The railroads can hardly claim to have been surprised that Nationwide might be used by the Commission in this proceeding as precedent against them, since their opponents cited Nationwide for its holding on the safety issue a number of times in their briefs and papers. See, e. g., Surrebuttal Statement of Protestants Other Than Federal Agencies 9 (I & S Docket No. 9025) (filed June 22, 1979); Reply in Opposition to Petition to Intervene 3 (I & S Docket No. 9025) (filed July 6, 1979) ("the safety issue has been litigated before this Commission on comprehensive records in three different proceedings: (citing Nationwide ) (T)hose decisions are important as stare decisis "); Opposition of the Dept. of Energy to Petition to Intervene 1-2 (I & S Docket No. 9025) (filed July 11, 1979) ("(The Nationwide decision is) strong precedent on all fours with the issues of the instant case.")


See Verified Statement of Clarence E. Jackman, Transportation Consultant, I J.A. 88-98 ("In my opinion the requirement of special train service for radioactive materials is entirely inappropriate and the handling of such commodities in special train service rather than in regular train service would constitute a waste of transportation service." Id. at 95); Verified Statement of John C. Sperry, Transportation Consultant, I J.A. 115-22 (agreeing with, and adopting as his own, Mr.
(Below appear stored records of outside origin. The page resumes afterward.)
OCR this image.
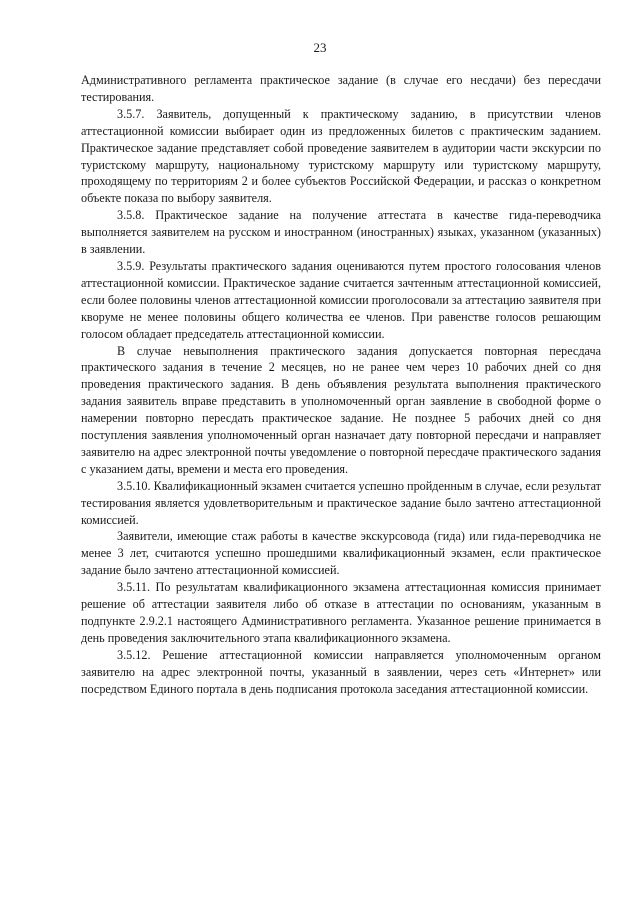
23

Административного регламента практическое задание (в случае его несдачи) без пересдачи тестирования.

3.5.7. Заявитель, допущенный к практическому заданию, в присутствии членов аттестационной комиссии выбирает один из предложенных билетов с практическим заданием. Практическое задание представляет собой проведение заявителем в аудитории части экскурсии по туристскому маршруту, национальному туристскому маршруту или туристскому маршруту, проходящему по территориям 2 и более субъектов Российской Федерации, и рассказ о конкретном объекте показа по выбору заявителя.

3.5.8. Практическое задание на получение аттестата в качестве гида-переводчика выполняется заявителем на русском и иностранном (иностранных) языках, указанном (указанных) в заявлении.

3.5.9. Результаты практического задания оцениваются путем простого голосования членов аттестационной комиссии. Практическое задание считается зачтенным аттестационной комиссией, если более половины членов аттестационной комиссии проголосовали за аттестацию заявителя при кворуме не менее половины общего количества ее членов. При равенстве голосов решающим голосом обладает председатель аттестационной комиссии.

В случае невыполнения практического задания допускается повторная пересдача практического задания в течение 2 месяцев, но не ранее чем через 10 рабочих дней со дня проведения практического задания. В день объявления результата выполнения практического задания заявитель вправе представить в уполномоченный орган заявление в свободной форме о намерении повторно пересдать практическое задание. Не позднее 5 рабочих дней со дня поступления заявления уполномоченный орган назначает дату повторной пересдачи и направляет заявителю на адрес электронной почты уведомление о повторной пересдаче практического задания с указанием даты, времени и места его проведения.

3.5.10. Квалификационный экзамен считается успешно пройденным в случае, если результат тестирования является удовлетворительным и практическое задание было зачтено аттестационной комиссией.

Заявители, имеющие стаж работы в качестве экскурсовода (гида) или гида-переводчика не менее 3 лет, считаются успешно прошедшими квалификационный экзамен, если практическое задание было зачтено аттестационной комиссией.

3.5.11. По результатам квалификационного экзамена аттестационная комиссия принимает решение об аттестации заявителя либо об отказе в аттестации по основаниям, указанным в подпункте 2.9.2.1 настоящего Административного регламента. Указанное решение принимается в день проведения заключительного этапа квалификационного экзамена.

3.5.12. Решение аттестационной комиссии направляется уполномоченным органом заявителю на адрес электронной почты, указанный в заявлении, через сеть «Интернет» или посредством Единого портала в день подписания протокола заседания аттестационной комиссии.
Jackman's testimony, while making other remarks against using STS)


See Verified Statement of James M. Clabby, I J.A. 99, at 108; Verified Statement of George P. Rifakes, I J.A. 123, at 128; Verified Statement of Robert H. Jones, I J.A. 138, at 139-40


The railroads' evidence on the need for STS hinges primarily on the assertion that the casks containing spent fuel are insufficiently secure when they are transported using regular train service. See generally Opening Statement of Facts and Argument of Eastern Railroads 12 (ICC I & S Docket No. 9205) (filed Apr. 18, 1979) ("The objective of special train service is to assure insofar as possible that the accident environment will not be more precarious than that contemplated by the cask testing standards (of NRC and DOT).")
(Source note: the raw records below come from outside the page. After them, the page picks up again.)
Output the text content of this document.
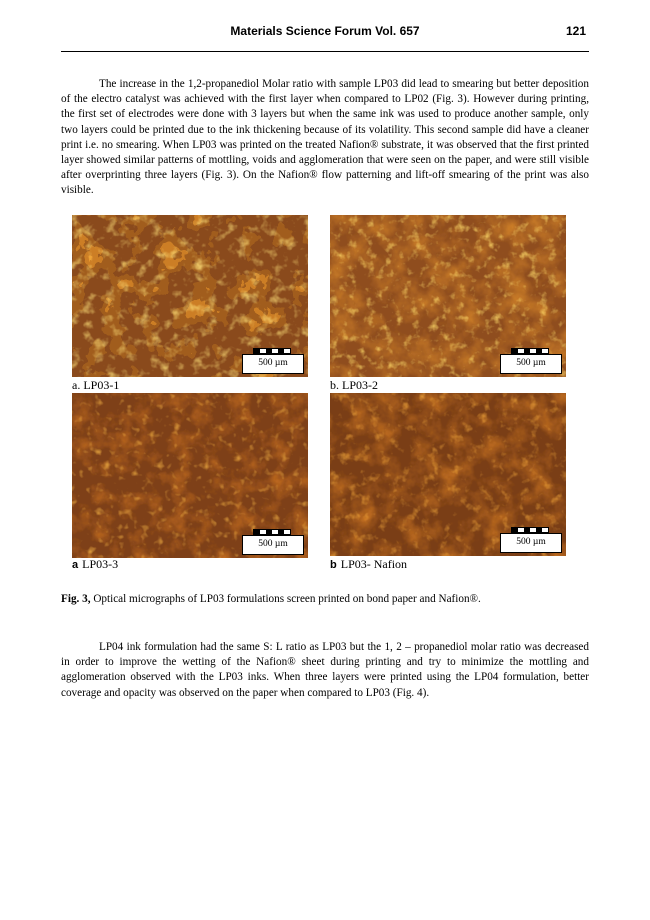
Materials Science Forum Vol. 657	121

The increase in the 1,2-propanediol Molar ratio with sample LP03 did lead to smearing but better deposition of the electro catalyst was achieved with the first layer when compared to LP02 (Fig. 3). However during printing, the first set of electrodes were done with 3 layers but when the same ink was used to produce another sample, only two layers could be printed due to the ink thickening because of its volatility. This second sample did have a cleaner print i.e. no smearing. When LP03 was printed on the treated Nafion® substrate, it was observed that the first printed layer showed similar patterns of mottling, voids and agglomeration that were seen on the paper, and were still visible after overprinting three layers (Fig. 3). On the Nafion® flow patterning and lift-off smearing of the print was also visible.

500 µm	500 µm
a. LP03-1	b. LP03-2
500 µm	500 µm
a LP03-3	b LP03- Nafion
Fig. 3, Optical micrographs of LP03 formulations screen printed on bond paper and Nafion®.

LP04 ink formulation had the same S: L ratio as LP03 but the 1, 2 – propanediol molar ratio was decreased in order to improve the wetting of the Nafion® sheet during printing and try to minimize the mottling and agglomeration observed with the LP03 inks. When three layers were printed using the LP04 formulation, better coverage and opacity was observed on the paper when compared to LP03 (Fig. 4).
The railroads argue at length that certain accident conditions which might occur using regular train service collisions at 35 MPH or greater, or prolonged fires, for example could cause dangerous leaks in the casks. Petitioners' Brief at 16-19. Clearly, however, all arguments concerning the inadequacy of federal specifications for spent fuel casks must be addressed to DOT and NRC in the first instance. If the cask specifications are inadequate to cope with the exigencies of regular train service the service by which DOT/NRC evidently expected the casks to travel then it is DOT or NRC's responsibility to change them, or else change the manner in which the casks are transported. After carefully examining the railroads' evidence, we find that it falls far short of demonstrating either that (a) the DOT/NRC cask specifications are too lax to cope with the exigencies of regular train service, or (b) assuming arguendo they are too lax, that the appropriate solution is STS.